Rearrange the file structure so that interference will no longer occur, using mod_rewrite to map (internally rewrite, not externally redirect) the current URLs to their new file locations.

If the problem is entirely caused by mod_rewrite directives in the root overriding mod_rewrite directives in the subdirectory, then see "RewriteOptions none" as the 'opposite' of "RewriteOptions inherit".

Jim

apauto

4:03 pm on Dec 23, 2008 (gmt 0)

10+ Year Member



In the main .htaccess, add exclusions for URL-paths which resolve to to the subdirectory.

How would I block a subdirectory from the main sites htaccess? I tried searching, but couldn't find anything.

Thanks so much!

jdMorgan

4:28 pm on Dec 23, 2008 (gmt 0)

WebmasterWorld Senior Member 10+ Year Member



Using RewriteConds on RewriteRules and <Files> containers. If you have mod_alias Redirects, change them all to use mod_rewrite so you can add exclusions (don't mix mod_alias and mod_rewrite directives, as you cannot control order of execution if you do).

Depending on what directives you are using, it may not be possible to exclude subdirectories using these methods. But since it's easier than re-arranging your filesystem in accordance with access controls, I thought I'd mention it.

Jim

apauto

5:10 pm on Dec 23, 2008 (gmt 0)

10+ Year Member



jd, thank so much for your reply!

What would I do here to have it only affect the base directory, and not the subdirectories?

Thanks so much you're a life saver!

Options +FollowSymLinks
# //seo_mod_start
RewriteEngine On
RewriteBase /

RewriteCond %{HTTP_HOST} ^example\.com$ [NC]
RewriteRule ^(.*)$ http://www.example.com/$1 [R=301,L]

RewriteRule ^forums.html$ forums.php [L,NE]
RewriteRule ^(.*)-t-([0-9]+).html(.*)$ showthread.php?tid=$2$3 [QSA,L]
RewriteRule ^(.*)-t-([0-9]+)-([0-9]+).html$ showthread.php?tid=$2&page=$3 [QSA,L]
RewriteRule ^(.*)-f-([0-9]+).html(.*)$ forumdisplay.php?fid=$2$3 [QSA,L]
RewriteRule ^(.*)-f-([0-9]+)-([0-9]+).html(.*)$ forumdisplay.php?fid=$2&page=$3 [QSA,L]
RewriteRule ^(.*)-f-([0-9]+)-([a-z]+)(-¦-[a-z]+)-([0-9]+)-([0-9]+).html(.*)$ forumdisplay.php?fid=$2&sortby=$3&order=$4&datecut=$5&page=$6$7 [L]
RewriteRule ^(.*)-a-([0-9]+).html$ announcements.php?aid=$2 [L]
RewriteRule ^(.*)-([0-9]+).html$ member.php?action=profile&uid=$2 [QSA,L]

jdMorgan

5:25 pm on Dec 23, 2008 (gmt 0)

WebmasterWorld Senior Member 10+ Year Member



Well, you haven't said what subdirectory paths are causing problems or what kind of problems you're having, but if the subdirectroy URL-paths are paths that match your second group of rules, then the simplest method would be to use a more-specific pattern than ".*" -- which matches anything and everything. For example, your third rule:

RewriteRule ^([^/]+)-t-([0-9]+)-([0-9]+)\.html$ showthread.php?tid=$2&page=$3 [QSA,L]

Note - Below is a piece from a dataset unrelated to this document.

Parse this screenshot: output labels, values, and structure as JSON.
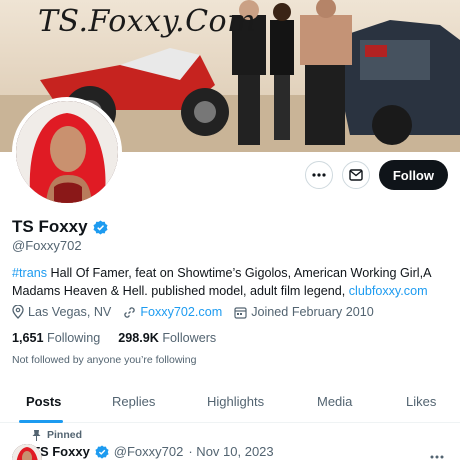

That will accept one or more characters as long as none of those characters is a slash, and therefore, the pattern won't match any subdirectories.

Note also that the literal periods in the URL-path must be escaped as shown.

Best practice: Never use the easy, ambiguous, greedy, and promiscuous pattern ".*" unless it cannot be avoided.